AI関連発明の特許出願件数は、五庁(日米欧中韓)の全てで増加していますが、特に米国と中国の件数が突出して多い状況にあります。米国のAI関連発明の特許出願件数は日本の約10倍、中国は日本の約25倍です。
AIの基礎となる数学的又は統計的な情報処理技術に関連する発明は、AIコア技術として分類され、特許庁内では G06N という分類記号が付与されます。この G06N が付与された出願割合は、全AI関連発明の15%程度に留まっており、それほど多くはありません。
では、AI関連発明としてどのようなものが出願されているのか見てみると、多い順に、画像処理、ビジネスモデル、医学診断、材料分析、音声処理、映像処理、交通制御等があり、特に画像処理の出願件数は、AIコア技術よりも多くなっています。

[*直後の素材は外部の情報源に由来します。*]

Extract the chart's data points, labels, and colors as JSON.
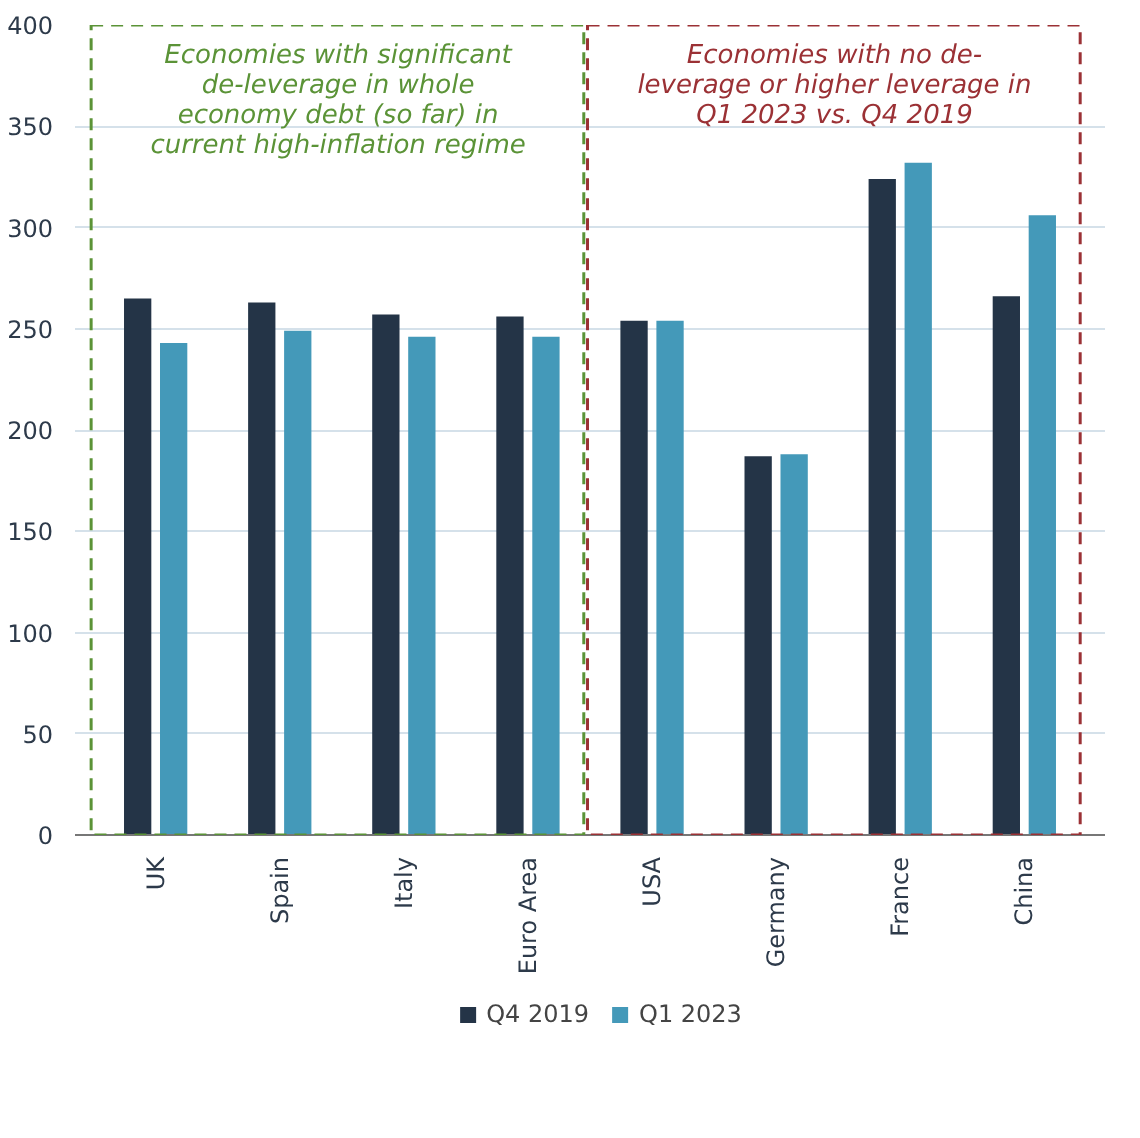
{
  "chart_data": {
    "type": "bar",
    "categories": [
      "UK",
      "Spain",
      "Italy",
      "Euro Area",
      "USA",
      "Germany",
      "France",
      "China"
    ],
    "series": [
      {
        "name": "Q4 2019",
        "color": "#243447",
        "values": [
          265,
          263,
          257,
          256,
          254,
          187,
          324,
          266
        ]
      },
      {
        "name": "Q1 2023",
        "color": "#4499b9",
        "values": [
          243,
          249,
          246,
          246,
          254,
          188,
          332,
          306
        ]
      }
    ],
    "ylim": [
      0,
      400
    ],
    "yticks": [
      0,
      50,
      100,
      150,
      200,
      250,
      300,
      350,
      400
    ],
    "grid": "y",
    "legend": "bottom",
    "annotations": [
      "Economies with significant\nde-leverage in whole\neconomy debt (so far) in\ncurrent high-inflation regime",
      "Economies with no de-\nleverage or higher leverage in\nQ1 2023 vs. Q4 2019"
    ]
  }
}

この傾向から何が言えるのかというと、「AIコア技術を出願するのは主流ではない」ということです。すなわち、AIの基礎となる数学的又は統計的な情報処理技術が重要なことは間違いありませんが、そのような情報処理技術は、特許権として20年間保護する間に、様々に変化していく可能性があるので、情報処理技術の保護に注力するよりも、情報処理技術を応用した画像処理等のアプリケーションの出願に注力されていると言えます。例えばAIを利用して画像処理を実行する際、AIに入力する画像の前処理に特徴を持たせるのか、AIから出力された画像の後処理に特徴を持たせるのか等、色々な工夫点があると思いますが、これらはAIのアルゴリズムに依存しない場合が多くあります。
したがって、アプリケーションの出願時には、現在のAIコア技術に頼った出願をするのではなく、将来、AIコア技術が変化したとしても適用可能な権利範囲を構築しておく必要があります。また、そのような権利範囲を構築するために実施形態として記載すべき内容、データ等も出願時によく検討しておくことが重要です。